Divot / README.md

Update README.md

960145a verified over 1 year ago

5.91 kB

	---
	license: apache-2.0
	---

	# Divot: Diffusion Powers Video Tokenizer for Comprehension and Generation
	[![arXiv](https://img.shields.io/badge/arXiv-2404.14396-b31b1b.svg)](https://arxiv.org/abs/2412.04432)
	[![Static Badge](https://img.shields.io/badge/Github-black)](https://github.com/TencentARC/Divot)


	>We introduce [Divot](https://arxiv.org/abs/2412.04432), a Diffusion-Powered Video Tokenizer, which leverages the diffusion process for self-supervised video representation learning. We posit that if a video diffusion model can effectively de-noise video clips by taking the features of a video tokenizer as the condition, then the tokenizer has successfully captured robust spatial and temporal information. Additionally, the video diffusion model inherently functions as a de-tokenizer, decoding videos from their representations.
	Building upon the Divot tokenizer, we present Divot-LLM through video-to-text autoregression and text-to-video generation by modeling the distributions of continuous-valued Divot features with a Gaussian Mixture Model.

	All models, training code and inference code are released!


	## TODOs
	- [x] Release the pretrained tokenizer and de-tokenizer of Divot.
	- [x] Release the pretrained and instruction tuned model of Divot-LLM.
	- [x] Release inference code of Divot.
	- [x] Release training and inference code of Divot-LLM.
	- [ ] Release training code of Divot.
	- [ ] Release de-tokenizer adaptation training code.

	## Introduction
	![image](https://huggingface.co/TencentARC/Divot/resolve/main/method.jpg)

	We utilize the diffusion procedure to learn a video tokenizer in a self-supervised manner for unified comprehension and
	generation, where the spatiotemporal representations serve as the
	condition of a diffusion model to de-noise video clips. Additionally,
	the proxy diffusion model functions as a de-tokenizer to decode
	realistic video clips from the video representations.
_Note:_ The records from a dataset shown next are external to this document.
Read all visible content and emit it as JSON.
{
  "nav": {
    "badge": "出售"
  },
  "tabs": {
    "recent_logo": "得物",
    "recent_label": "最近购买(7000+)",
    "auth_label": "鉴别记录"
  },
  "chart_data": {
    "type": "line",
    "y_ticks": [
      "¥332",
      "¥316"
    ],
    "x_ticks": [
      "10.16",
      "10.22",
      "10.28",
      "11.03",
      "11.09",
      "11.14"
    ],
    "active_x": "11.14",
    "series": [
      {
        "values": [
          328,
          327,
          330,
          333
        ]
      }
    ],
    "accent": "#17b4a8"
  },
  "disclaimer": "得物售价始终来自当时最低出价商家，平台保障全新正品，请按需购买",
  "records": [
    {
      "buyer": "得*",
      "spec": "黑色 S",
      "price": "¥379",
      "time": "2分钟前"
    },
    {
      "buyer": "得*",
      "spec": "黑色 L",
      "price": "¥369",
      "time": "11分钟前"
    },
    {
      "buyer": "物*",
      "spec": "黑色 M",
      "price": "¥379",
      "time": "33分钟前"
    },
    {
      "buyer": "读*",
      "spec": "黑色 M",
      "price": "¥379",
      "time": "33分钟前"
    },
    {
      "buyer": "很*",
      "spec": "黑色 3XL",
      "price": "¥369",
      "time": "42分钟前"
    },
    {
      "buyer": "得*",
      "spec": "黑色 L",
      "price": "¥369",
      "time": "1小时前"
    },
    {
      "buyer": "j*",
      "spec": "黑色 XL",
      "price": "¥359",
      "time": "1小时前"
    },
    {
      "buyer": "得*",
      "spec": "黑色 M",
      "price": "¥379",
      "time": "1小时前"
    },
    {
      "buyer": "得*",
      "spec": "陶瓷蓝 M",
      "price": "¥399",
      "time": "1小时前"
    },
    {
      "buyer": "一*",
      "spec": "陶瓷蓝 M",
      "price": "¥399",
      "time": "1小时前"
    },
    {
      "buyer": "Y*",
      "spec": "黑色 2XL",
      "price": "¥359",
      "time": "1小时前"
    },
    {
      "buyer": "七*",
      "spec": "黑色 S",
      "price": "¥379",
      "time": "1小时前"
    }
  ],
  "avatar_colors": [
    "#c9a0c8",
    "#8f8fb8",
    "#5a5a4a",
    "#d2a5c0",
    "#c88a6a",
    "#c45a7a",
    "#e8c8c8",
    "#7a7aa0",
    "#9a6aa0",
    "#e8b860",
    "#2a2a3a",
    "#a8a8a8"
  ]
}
	After training the the Divot tokenizer, video features from the Divot tokenizer are fed into the LLM to perform next-word prediction for video comprehension, while learnable queries are input into the LLM to model the distributions of Divot features using a Gaussian Mixture Model (GMM) for video generation. During inference,
	video features are sampled from the predicted GMM distribution to
	decode videos using the de-tokenizer.

	## Usage

	### Dependencies
	- Python >= 3.8 (Recommend to use [Anaconda](https://www.anaconda.com/download/#linux))
	- [PyTorch >=2.1.0](https://pytorch.org/)
	- NVIDIA GPU + [CUDA](https://developer.nvidia.com/cuda-downloads)

	### Installation
	Clone the repo and install dependent packages

	```bash
	git clone https://github.com/TencentARC/Divot.git
	cd Divot
	pip install -r requirements.txt
	```

	### Model Weights
	We release the pretrained tokenizer and de-tokenizer, pre-trained and instruction-tuned Divot-LLM. Please download the checkpoints and save them under the folder `./pretrained`. For example, `./pretrained/Divot_tokenizer_detokenizer`.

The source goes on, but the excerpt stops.